One sign of his solidarity with labor was walking a picket line outside a nursing home in Hartford with members of the Service Employees International Union on the day of the primary in August. Malloy frequently said during the campaign that state employees had ideas to save the state money.
During the gubernatorial campaign, the State Employees Bargaining Agent Coalition put forth a “Jobs for All Working Families” agenda, often referred to as the “win-win proposals,” as their contribution to solving the state’s budget problems. But many of the suggestions require an initial investment or are geared to produce savings over the long term, rather than make a significant, immediate dent in the impending deficit.
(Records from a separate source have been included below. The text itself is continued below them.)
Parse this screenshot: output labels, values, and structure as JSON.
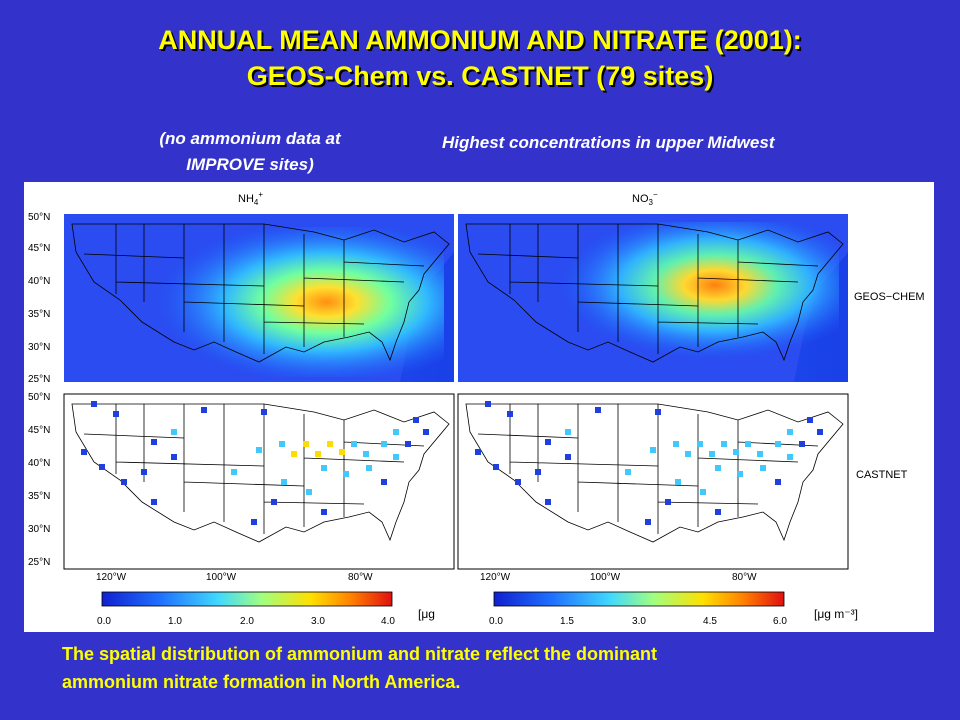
{
  "slide": {
    "title_line1": "ANNUAL MEAN AMMONIUM AND NITRATE (2001):",
    "title_line2": "GEOS-Chem vs. CASTNET (79 sites)",
    "note_left_line1": "(no ammonium data at",
    "note_left_line2": "IMPROVE sites)",
    "note_right": "Highest concentrations in upper Midwest",
    "footer_line1": "The spatial distribution of ammonium and nitrate reflect the dominant",
    "footer_line2": "ammonium nitrate formation in North America."
  },
  "figure": {
    "species": [
      {
        "label": "NH",
        "sub": "4",
        "sup": "+"
      },
      {
        "label": "NO",
        "sub": "3",
        "sup": "−"
      }
    ],
    "row_labels": [
      "GEOS−CHEM",
      "CASTNET"
    ],
    "lat_labels": [
      "50°N",
      "45°N",
      "40°N",
      "35°N",
      "30°N",
      "25°N"
    ],
    "lon_labels": [
      "120°W",
      "100°W",
      "80°W"
    ],
    "colorbars": [
      {
        "ticks": [
          "0.0",
          "1.0",
          "2.0",
          "3.0",
          "4.0"
        ],
        "unit": "[μg"
      },
      {
        "ticks": [
          "0.0",
          "1.5",
          "3.0",
          "4.5",
          "6.0"
        ],
        "unit": "[μg m⁻³]"
      }
    ],
    "colors": {
      "background": "#3333cc",
      "title": "#ffff00",
      "low": "#1f3fe0",
      "mid": "#40c8ff",
      "high_mid": "#ffdc00",
      "high": "#ff2000"
    }
  }
}
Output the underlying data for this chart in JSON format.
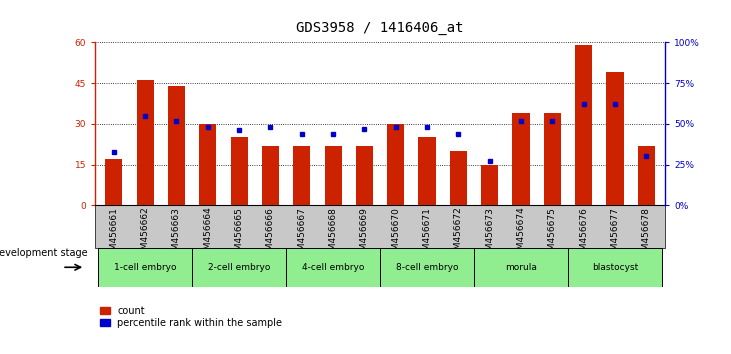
{
  "title": "GDS3958 / 1416406_at",
  "samples": [
    "GSM456661",
    "GSM456662",
    "GSM456663",
    "GSM456664",
    "GSM456665",
    "GSM456666",
    "GSM456667",
    "GSM456668",
    "GSM456669",
    "GSM456670",
    "GSM456671",
    "GSM456672",
    "GSM456673",
    "GSM456674",
    "GSM456675",
    "GSM456676",
    "GSM456677",
    "GSM456678"
  ],
  "counts": [
    17,
    46,
    44,
    30,
    25,
    22,
    22,
    22,
    22,
    30,
    25,
    20,
    15,
    34,
    34,
    59,
    49,
    22
  ],
  "percentiles": [
    33,
    55,
    52,
    48,
    46,
    48,
    44,
    44,
    47,
    48,
    48,
    44,
    27,
    52,
    52,
    62,
    62,
    30
  ],
  "bar_color": "#cc2200",
  "dot_color": "#0000cc",
  "ylim_left": [
    0,
    60
  ],
  "ylim_right": [
    0,
    100
  ],
  "yticks_left": [
    0,
    15,
    30,
    45,
    60
  ],
  "yticks_right": [
    0,
    25,
    50,
    75,
    100
  ],
  "ytick_labels_right": [
    "0%",
    "25%",
    "50%",
    "75%",
    "100%"
  ],
  "stage_groups": [
    {
      "label": "1-cell embryo",
      "start": 0,
      "end": 3
    },
    {
      "label": "2-cell embryo",
      "start": 3,
      "end": 6
    },
    {
      "label": "4-cell embryo",
      "start": 6,
      "end": 9
    },
    {
      "label": "8-cell embryo",
      "start": 9,
      "end": 12
    },
    {
      "label": "morula",
      "start": 12,
      "end": 15
    },
    {
      "label": "blastocyst",
      "start": 15,
      "end": 18
    }
  ],
  "stage_color": "#90EE90",
  "sample_bg_color": "#c8c8c8",
  "dev_stage_label": "development stage",
  "legend_count_label": "count",
  "legend_pct_label": "percentile rank within the sample",
  "background_color": "#ffffff",
  "plot_bg_color": "#ffffff",
  "title_fontsize": 10,
  "tick_fontsize": 6.5,
  "bar_width": 0.55
}
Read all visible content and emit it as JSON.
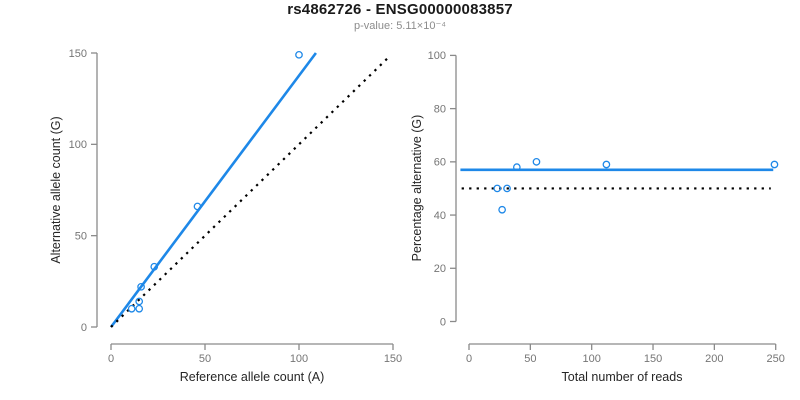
{
  "figure": {
    "title": "rs4862726 - ENSG00000083857",
    "subtitle": "p-value: 5.11×10⁻⁴",
    "background": "#ffffff",
    "colors": {
      "accent_blue": "#1e88e8",
      "reference_black": "#000000",
      "axis_gray": "#8a8a8a",
      "tick_label_gray": "#757575",
      "title_black": "#1a1a1a",
      "subtitle_gray": "#8c8c8c"
    }
  },
  "chart_data": [
    {
      "type": "scatter",
      "panel": "left",
      "xlabel": "Reference allele count (A)",
      "ylabel": "Alternative allele count (G)",
      "xlim": [
        0,
        150
      ],
      "ylim": [
        0,
        150
      ],
      "xticks": [
        0,
        50,
        100,
        150
      ],
      "yticks": [
        0,
        50,
        100,
        150
      ],
      "grid": false,
      "legend": "none",
      "points": [
        [
          11,
          10
        ],
        [
          15,
          10
        ],
        [
          15,
          14
        ],
        [
          16,
          22
        ],
        [
          23,
          33
        ],
        [
          46,
          66
        ],
        [
          100,
          149
        ]
      ],
      "lines": [
        {
          "name": "fitted-allelic-ratio-line",
          "style": "solid",
          "color_key": "accent_blue",
          "x1": 0,
          "y1": 0,
          "x2": 109,
          "y2": 150
        },
        {
          "name": "identity-line-y-equals-x",
          "style": "dotted",
          "color_key": "reference_black",
          "x1": 0,
          "y1": 0,
          "x2": 148,
          "y2": 148
        }
      ]
    },
    {
      "type": "scatter",
      "panel": "right",
      "xlabel": "Total number of reads",
      "ylabel": "Percentage alternative (G)",
      "xlim": [
        0,
        250
      ],
      "ylim": [
        0,
        100
      ],
      "xticks": [
        0,
        50,
        100,
        150,
        200,
        250
      ],
      "yticks": [
        0,
        20,
        40,
        60,
        80,
        100
      ],
      "grid": false,
      "legend": "none",
      "points": [
        [
          23,
          50
        ],
        [
          27,
          42
        ],
        [
          31,
          50
        ],
        [
          39,
          58
        ],
        [
          55,
          60
        ],
        [
          112,
          59
        ],
        [
          249,
          59
        ]
      ],
      "lines": [
        {
          "name": "mean-percentage-line",
          "style": "solid",
          "color_key": "accent_blue",
          "x1": -7,
          "y1": 57,
          "x2": 248,
          "y2": 57
        },
        {
          "name": "fifty-percent-line",
          "style": "dotted",
          "color_key": "reference_black",
          "x1": -6,
          "y1": 50,
          "x2": 246,
          "y2": 50
        }
      ]
    }
  ]
}
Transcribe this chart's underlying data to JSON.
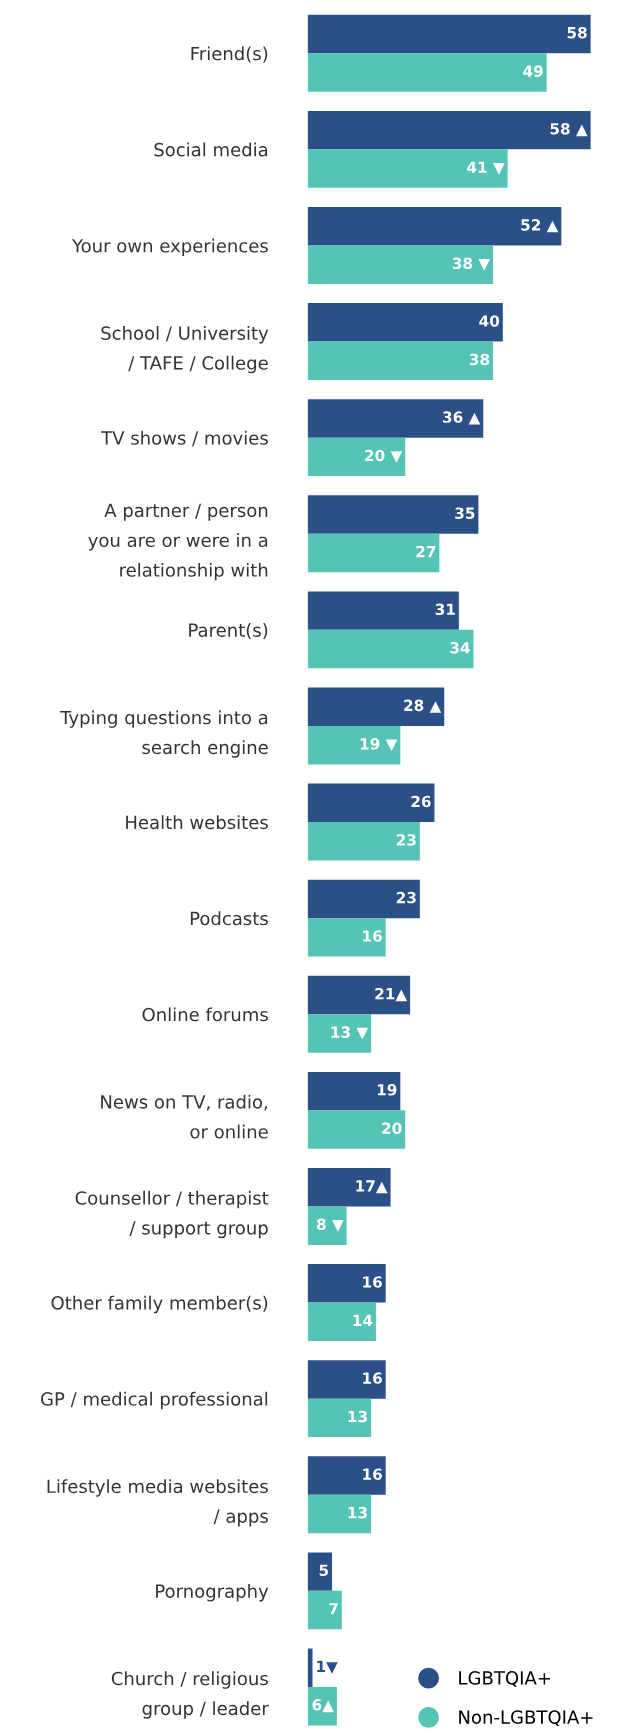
{
  "chart_data": {
    "type": "bar",
    "orientation": "horizontal",
    "categories": [
      "Friend(s)",
      "Social media",
      "Your own experiences",
      "School / University\n/ TAFE / College",
      "TV shows / movies",
      "A partner / person\nyou are or were in a\nrelationship with",
      "Parent(s)",
      "Typing questions into a\nsearch engine",
      "Health websites",
      "Podcasts",
      "Online forums",
      "News on TV, radio,\nor online",
      "Counsellor / therapist\n/ support group",
      "Other family member(s)",
      "GP / medical professional",
      "Lifestyle media websites\n/ apps",
      "Pornography",
      "Church / religious\ngroup / leader"
    ],
    "series": [
      {
        "name": "LGBTQIA+",
        "color": "#2b5088",
        "values": [
          58,
          58,
          52,
          40,
          36,
          35,
          31,
          28,
          26,
          23,
          21,
          19,
          17,
          16,
          16,
          16,
          5,
          1
        ],
        "value_labels": [
          "58",
          "58 ▲",
          "52 ▲",
          "40",
          "36 ▲",
          "35",
          "31",
          "28 ▲",
          "26",
          "23",
          "21▲",
          "19",
          "17▲",
          "16",
          "16",
          "16",
          "5",
          "1▼"
        ]
      },
      {
        "name": "Non-LGBTQIA+",
        "color": "#55c4b4",
        "values": [
          49,
          41,
          38,
          38,
          20,
          27,
          34,
          19,
          23,
          16,
          13,
          20,
          8,
          14,
          13,
          13,
          7,
          6
        ],
        "value_labels": [
          "49",
          "41 ▼",
          "38 ▼",
          "38",
          "20 ▼",
          "27",
          "34",
          "19 ▼",
          "23",
          "16",
          "13 ▼",
          "20",
          "8 ▼",
          "14",
          "13",
          "13",
          "7",
          "6▲"
        ]
      }
    ],
    "legend": "bottom right"
  }
}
For example, the state routinely offers cash incentives during tough economic times to encourage senior workers to retire early, a practice that trims salary expenses in the short-term while stripping the pension fund of assets that would have earned more in interest.
Union leaders suggest reversing the process, offering incentives to workers willing to defer retirement–and thereby spend more years contributing to the pension fund rather than drawing benefits from it.
SEBAC negotiates health insurance and other benefits for more than 45,000 unionized state workers.
Other coalition proposals include:
- Financial aid and leaves of absence for advanced education to boost workers’ skills.
- Expanded telecommuting options.
- Flexible health care spending accounts to allow workers to save wages on a pre-tax basis, sparing state government from paying federal Social Security taxes on those protected savings.
- Restoring the full operating budget for the Contracting Standards Board, state government’c chief contracting watchdog agency. A legislative panel on budget efficiency agreed with the unions, issuing a report late last year that concluded restoring the board’s annual budget of nearly $1 million would trigger savings of about $37.6 million per year.
Another segment of the coalition’s plan expounds broad concepts about changing government spending to reap long-term economic benefits, rather than specific proposals to save money in the short-term.
Some of these include:
- Providing free community college tuition and day-care services for Connecticut’s unemployed.
- Installing “gateway” tolls on Connecticut’s borders and using the revenue to rebuild the transportation infrastructure.
- Strengthening job apprenticeship programs.
- Expanding use of health care “pooling,” a concept that involves bulk purchasing of health insurance at a reduced cost for employees of state and local government, nonprofits, small businesses and others.
Still, state employee wages and benefits comprise more than 30 percent of this fiscal year’s $19.01 billion budget. And given the size of the shortfall projected for 2011-12, many legislators from both parties have said they expect union efficiency proposals alone won’t be enough.
SEBAC and Gov. M. Jodi Rell negotiated a concession deal ratified by the unions and state lawmakers in 2009 that saved more than $900 million total spread across the last three fiscal years. But less than 42 percent of that savings, $372.9 million, came out of workers’ pockets through a wage freeze, furlough days and higher health care costs.
The remaining savings stemmed from two sources: deferring payments into the badly under-funded state employee pension account; and increasing pension benefits for senior workers who agreed to retire earlier than planned.